There were 22 households, out of which 31.8% had children under the age of 18 living with them, 54.5% were married couples living together, 4.5% had a female householder with no husband present, and 36.4% were non-families. 27.3% of all households were made up of individuals, and 22.7% had someone living alone who was 65 years of age or older. The average household size was 2.68 and the average family size was 3.36.

In the city, the population was spread out, with 37.3% under the age of 18, 6.8% from 18 to 24, 15.3% from 25 to 44, 28.8% from 45 to 64, and 11.9% who were 65 years of age or older. The median age was 35 years. For every 100 females, there were 90.3 males. For every 100 females age 18 and over, there were 85.0 males.

The median income for a household in the city was $22,500, and the median income for a family was $30,000. Males had a median income of $33,125 versus $14,167 for females.
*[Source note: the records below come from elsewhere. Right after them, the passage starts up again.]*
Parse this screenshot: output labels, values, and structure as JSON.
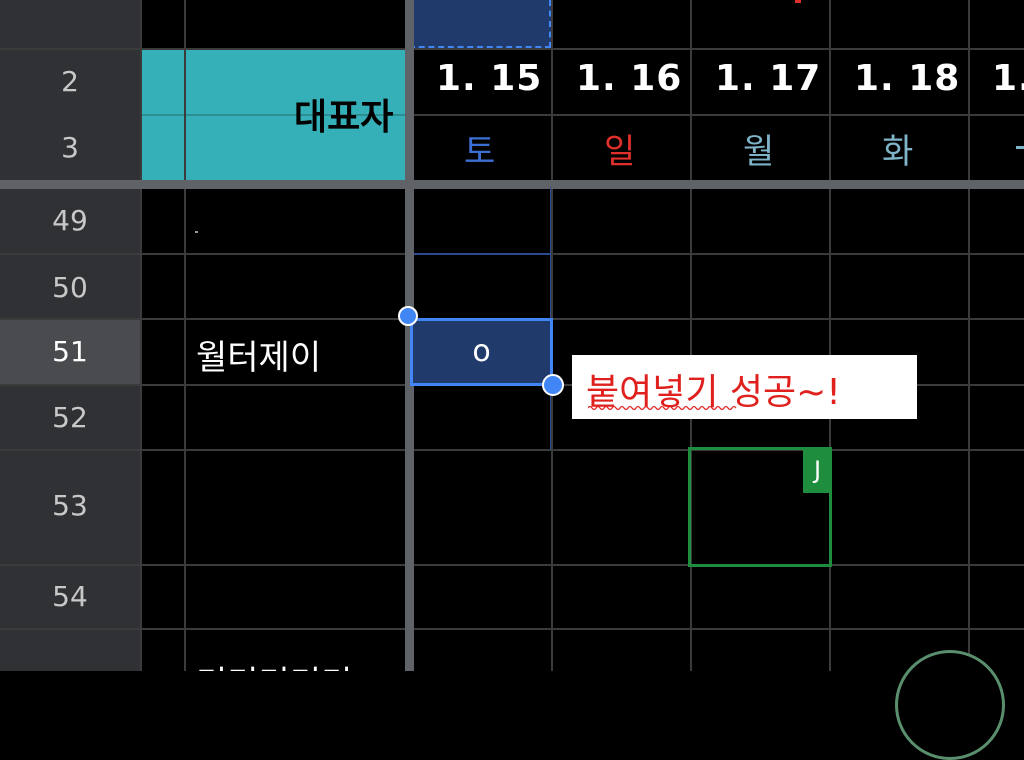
{
  "rows": [
    {
      "num": "2",
      "active": false
    },
    {
      "num": "3",
      "active": false
    },
    {
      "num": "49",
      "active": false
    },
    {
      "num": "50",
      "active": false
    },
    {
      "num": "51",
      "active": true
    },
    {
      "num": "52",
      "active": false
    },
    {
      "num": "53",
      "active": false
    },
    {
      "num": "54",
      "active": false
    }
  ],
  "header": {
    "label": "대표자",
    "dates": [
      "1. 15",
      "1. 16",
      "1. 17",
      "1. 18",
      "1."
    ],
    "weekdays": [
      "토",
      "일",
      "월",
      "화"
    ]
  },
  "names": {
    "row51": "월터제이",
    "row55_partial": "미미미미미"
  },
  "cells": {
    "selected_value": "o"
  },
  "tooltip": {
    "text": "붙여넣기 성공~!"
  },
  "collaborator": {
    "initial": "J",
    "color": "#1e8e3e"
  },
  "colors": {
    "header_fill": "#35b0b8",
    "selection": "#1f3a6b",
    "selection_border": "#4285f4",
    "saturday": "#3b6fd4",
    "sunday": "#e0302c",
    "weekday": "#7fb3c8"
  }
}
The per capita income for the city was $12,808. There were 14.3% of families and 18.4% of the population living below the poverty line, including 25.0% of under eighteens and none of those over 64.

==Transportation==
Amtrak’s Empire Builder, which operates between Seattle/Portland and Chicago, passes through the town on BNSF tracks, but makes no stop. The nearest station is located in Rugby, 16 mi to the west.

==Education==
It is within Rugby Public Schools, which operates Rugby High School.